Petitions Committee calls for an independent review of childcare funding
By Rachel Lawler
The Petitions Committee has called for an independent review into childcare funding and affordability, as part of its review into support for new parents and families 18 months after its initial investigation into the impact of the coronavirus pandemic.
As part of the report, the Committee surveyed 8,700 parents about their experiences, with 93% unable to access baby and toddler groups in the last 12 months and three quarters unable to find affordable childcare.
The Committee also heard evidence from organisations, including the Alliance, about the continued impact of the pandemic on the early years sector.
The report concludes that many of the concerns raised in the Committee’s last report “remain live issues” and laments that the government “failed to acknowledge the need for urgent action”.
In its reccomendations, the report calls on the government to publish a new recovery strategy for new parents and report on its progress next summer. It says: "While not a silver bullet, we hope this will go some way to ensuring these issues receive the profile and priority they deserve, but which they have not received to date."
Alongside the call for a review of childcare funding and affordability, the report also recommends:
- “clear and dedicated guidance” on Covid-safety for community groups, including parent and baby groups
- funding to help support schemes for parents who have missed health visiting checks
- additional funding for perinatal mental health support
- a review of health and safety regulations for pregnant women
Neil Leitch, chief executive of the Alliance, commented: "The committee is absolutely right to call for an independent review into early years funding and affordability at a time when many settings are fighting to remain open and many parents are struggling to balance work and childcare. The pandemic has taken a huge toll on a sector already struggling to remain viable, and clearly, substantial further investment into the early years is needed to ensure that providers can deliver affordable, accessible - and crucially, sustainable - early care and education.
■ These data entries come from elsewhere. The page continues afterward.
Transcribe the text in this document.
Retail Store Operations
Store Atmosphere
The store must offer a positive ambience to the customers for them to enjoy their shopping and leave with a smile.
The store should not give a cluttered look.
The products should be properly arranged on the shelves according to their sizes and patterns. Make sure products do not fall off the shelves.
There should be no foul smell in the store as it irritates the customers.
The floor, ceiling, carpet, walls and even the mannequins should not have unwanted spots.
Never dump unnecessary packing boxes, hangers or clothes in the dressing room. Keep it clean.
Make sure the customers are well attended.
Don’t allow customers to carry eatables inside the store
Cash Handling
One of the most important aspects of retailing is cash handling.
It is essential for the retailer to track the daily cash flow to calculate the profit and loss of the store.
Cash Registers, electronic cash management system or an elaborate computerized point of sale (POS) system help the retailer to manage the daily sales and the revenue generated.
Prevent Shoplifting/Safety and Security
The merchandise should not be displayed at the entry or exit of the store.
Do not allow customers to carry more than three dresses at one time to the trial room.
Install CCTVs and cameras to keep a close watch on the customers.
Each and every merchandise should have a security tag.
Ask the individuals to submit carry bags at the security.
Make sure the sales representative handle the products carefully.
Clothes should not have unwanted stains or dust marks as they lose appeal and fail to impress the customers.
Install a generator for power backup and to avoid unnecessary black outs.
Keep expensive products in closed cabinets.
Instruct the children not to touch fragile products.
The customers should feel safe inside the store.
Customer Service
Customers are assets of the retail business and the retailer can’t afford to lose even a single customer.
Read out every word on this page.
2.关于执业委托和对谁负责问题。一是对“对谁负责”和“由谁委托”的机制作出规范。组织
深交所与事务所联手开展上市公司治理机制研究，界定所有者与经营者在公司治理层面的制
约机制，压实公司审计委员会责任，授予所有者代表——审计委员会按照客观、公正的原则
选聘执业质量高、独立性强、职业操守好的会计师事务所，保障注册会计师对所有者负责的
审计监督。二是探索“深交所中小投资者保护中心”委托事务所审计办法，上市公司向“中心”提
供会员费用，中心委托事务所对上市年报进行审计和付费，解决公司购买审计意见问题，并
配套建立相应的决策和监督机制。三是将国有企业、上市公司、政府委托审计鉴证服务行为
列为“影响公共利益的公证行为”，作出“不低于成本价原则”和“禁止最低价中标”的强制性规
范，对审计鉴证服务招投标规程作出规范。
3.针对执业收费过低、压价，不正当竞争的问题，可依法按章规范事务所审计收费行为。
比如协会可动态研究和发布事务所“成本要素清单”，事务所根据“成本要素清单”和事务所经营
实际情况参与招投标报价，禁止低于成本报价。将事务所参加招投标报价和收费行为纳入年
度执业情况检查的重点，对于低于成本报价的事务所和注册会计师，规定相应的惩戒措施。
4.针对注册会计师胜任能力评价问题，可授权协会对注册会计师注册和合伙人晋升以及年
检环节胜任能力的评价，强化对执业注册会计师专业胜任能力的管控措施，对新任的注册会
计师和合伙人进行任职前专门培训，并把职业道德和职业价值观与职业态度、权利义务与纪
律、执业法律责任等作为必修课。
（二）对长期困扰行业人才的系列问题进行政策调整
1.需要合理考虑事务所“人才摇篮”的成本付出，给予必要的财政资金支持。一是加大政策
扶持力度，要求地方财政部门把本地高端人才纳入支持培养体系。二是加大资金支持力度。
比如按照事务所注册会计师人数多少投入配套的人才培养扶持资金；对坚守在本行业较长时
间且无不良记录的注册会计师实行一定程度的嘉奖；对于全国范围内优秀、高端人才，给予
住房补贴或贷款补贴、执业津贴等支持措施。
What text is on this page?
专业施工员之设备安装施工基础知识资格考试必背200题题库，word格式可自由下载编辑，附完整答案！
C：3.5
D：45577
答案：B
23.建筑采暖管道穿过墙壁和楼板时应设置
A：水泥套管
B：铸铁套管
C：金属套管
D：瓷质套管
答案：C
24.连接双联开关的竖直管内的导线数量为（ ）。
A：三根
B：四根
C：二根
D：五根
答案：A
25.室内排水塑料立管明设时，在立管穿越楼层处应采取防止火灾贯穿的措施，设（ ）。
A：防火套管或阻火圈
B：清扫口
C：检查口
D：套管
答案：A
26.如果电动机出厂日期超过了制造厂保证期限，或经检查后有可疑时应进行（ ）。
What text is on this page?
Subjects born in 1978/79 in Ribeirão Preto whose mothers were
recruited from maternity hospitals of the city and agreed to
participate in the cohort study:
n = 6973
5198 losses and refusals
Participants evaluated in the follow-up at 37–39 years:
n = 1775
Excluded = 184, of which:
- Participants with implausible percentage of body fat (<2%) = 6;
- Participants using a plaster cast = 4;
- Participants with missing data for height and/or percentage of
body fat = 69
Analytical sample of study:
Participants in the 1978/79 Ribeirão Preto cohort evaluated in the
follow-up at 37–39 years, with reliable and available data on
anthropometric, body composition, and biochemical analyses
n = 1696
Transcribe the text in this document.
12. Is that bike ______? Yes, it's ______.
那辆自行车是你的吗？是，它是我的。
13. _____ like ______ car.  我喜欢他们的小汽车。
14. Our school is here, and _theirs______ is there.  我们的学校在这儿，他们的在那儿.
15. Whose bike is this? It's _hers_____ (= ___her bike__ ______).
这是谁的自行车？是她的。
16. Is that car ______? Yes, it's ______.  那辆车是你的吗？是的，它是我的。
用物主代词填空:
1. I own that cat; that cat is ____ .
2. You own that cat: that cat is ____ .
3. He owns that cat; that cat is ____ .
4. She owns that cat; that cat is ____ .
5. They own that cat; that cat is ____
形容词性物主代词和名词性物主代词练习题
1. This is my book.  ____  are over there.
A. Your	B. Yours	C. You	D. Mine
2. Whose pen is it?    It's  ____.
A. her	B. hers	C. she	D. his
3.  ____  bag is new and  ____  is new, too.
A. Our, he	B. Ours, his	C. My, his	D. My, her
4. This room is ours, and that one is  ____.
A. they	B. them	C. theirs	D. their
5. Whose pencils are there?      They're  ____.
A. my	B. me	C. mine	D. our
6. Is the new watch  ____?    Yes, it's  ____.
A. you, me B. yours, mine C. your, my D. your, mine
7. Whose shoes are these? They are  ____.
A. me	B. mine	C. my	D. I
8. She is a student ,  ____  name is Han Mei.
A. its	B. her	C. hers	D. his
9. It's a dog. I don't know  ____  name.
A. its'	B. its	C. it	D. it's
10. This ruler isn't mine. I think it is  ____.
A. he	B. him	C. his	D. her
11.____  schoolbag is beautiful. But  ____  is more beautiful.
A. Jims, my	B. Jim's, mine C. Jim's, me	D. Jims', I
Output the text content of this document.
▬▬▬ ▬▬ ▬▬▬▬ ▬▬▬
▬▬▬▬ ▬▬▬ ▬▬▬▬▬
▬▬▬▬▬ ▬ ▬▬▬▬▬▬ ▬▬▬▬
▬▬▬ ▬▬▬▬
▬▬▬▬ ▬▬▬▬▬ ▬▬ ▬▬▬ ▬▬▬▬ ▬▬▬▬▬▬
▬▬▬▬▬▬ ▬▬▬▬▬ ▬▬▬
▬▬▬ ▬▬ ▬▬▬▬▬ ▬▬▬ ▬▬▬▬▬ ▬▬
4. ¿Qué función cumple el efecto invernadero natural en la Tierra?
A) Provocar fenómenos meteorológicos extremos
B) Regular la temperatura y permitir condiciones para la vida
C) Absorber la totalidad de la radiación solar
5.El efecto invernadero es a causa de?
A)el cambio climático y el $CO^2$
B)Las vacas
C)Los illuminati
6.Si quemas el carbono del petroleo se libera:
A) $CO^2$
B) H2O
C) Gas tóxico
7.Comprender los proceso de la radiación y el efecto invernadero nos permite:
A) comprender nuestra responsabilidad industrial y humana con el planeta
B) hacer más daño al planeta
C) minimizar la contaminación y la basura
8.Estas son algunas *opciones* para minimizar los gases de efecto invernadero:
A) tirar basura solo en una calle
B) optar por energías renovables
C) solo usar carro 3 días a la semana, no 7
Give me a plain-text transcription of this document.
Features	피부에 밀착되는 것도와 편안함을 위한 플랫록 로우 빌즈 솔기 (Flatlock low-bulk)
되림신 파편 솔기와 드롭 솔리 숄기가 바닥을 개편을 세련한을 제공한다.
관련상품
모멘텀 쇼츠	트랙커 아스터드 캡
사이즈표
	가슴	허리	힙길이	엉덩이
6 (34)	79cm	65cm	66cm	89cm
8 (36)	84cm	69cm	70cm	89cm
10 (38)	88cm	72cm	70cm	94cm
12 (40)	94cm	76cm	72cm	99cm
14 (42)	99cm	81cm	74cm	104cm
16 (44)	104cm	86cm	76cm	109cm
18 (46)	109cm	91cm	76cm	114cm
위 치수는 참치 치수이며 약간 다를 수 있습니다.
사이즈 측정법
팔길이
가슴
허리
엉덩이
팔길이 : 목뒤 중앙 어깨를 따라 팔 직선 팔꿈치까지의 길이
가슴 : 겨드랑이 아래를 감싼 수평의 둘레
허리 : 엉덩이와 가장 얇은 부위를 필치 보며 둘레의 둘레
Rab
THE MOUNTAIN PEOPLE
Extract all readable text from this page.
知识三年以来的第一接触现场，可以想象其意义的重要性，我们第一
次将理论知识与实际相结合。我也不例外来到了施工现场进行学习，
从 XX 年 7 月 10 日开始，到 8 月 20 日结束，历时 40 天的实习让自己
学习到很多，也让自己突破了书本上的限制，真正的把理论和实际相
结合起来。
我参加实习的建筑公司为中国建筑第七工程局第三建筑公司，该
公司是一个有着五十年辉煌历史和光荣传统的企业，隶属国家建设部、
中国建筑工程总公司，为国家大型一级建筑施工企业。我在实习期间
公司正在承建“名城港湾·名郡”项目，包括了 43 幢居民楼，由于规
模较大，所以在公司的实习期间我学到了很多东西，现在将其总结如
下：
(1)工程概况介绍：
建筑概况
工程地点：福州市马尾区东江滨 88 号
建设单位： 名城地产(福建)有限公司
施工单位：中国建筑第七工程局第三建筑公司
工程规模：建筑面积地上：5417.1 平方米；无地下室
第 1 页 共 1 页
"The report is also right to highlight the need for government to focus its pandemic recovery efforts beyond school-aged children - and while we support the call for greater recovery investment for babies and new parents, much more must also be done to support the recovery of young children attending early years settings, who have seen their access to vital early education disrupted by the pandemic."
"If the government is truly committed to helping families recover from the impact of Covid-19, it must ensure that this includes helping parents of babies and young children to access the services and support they need."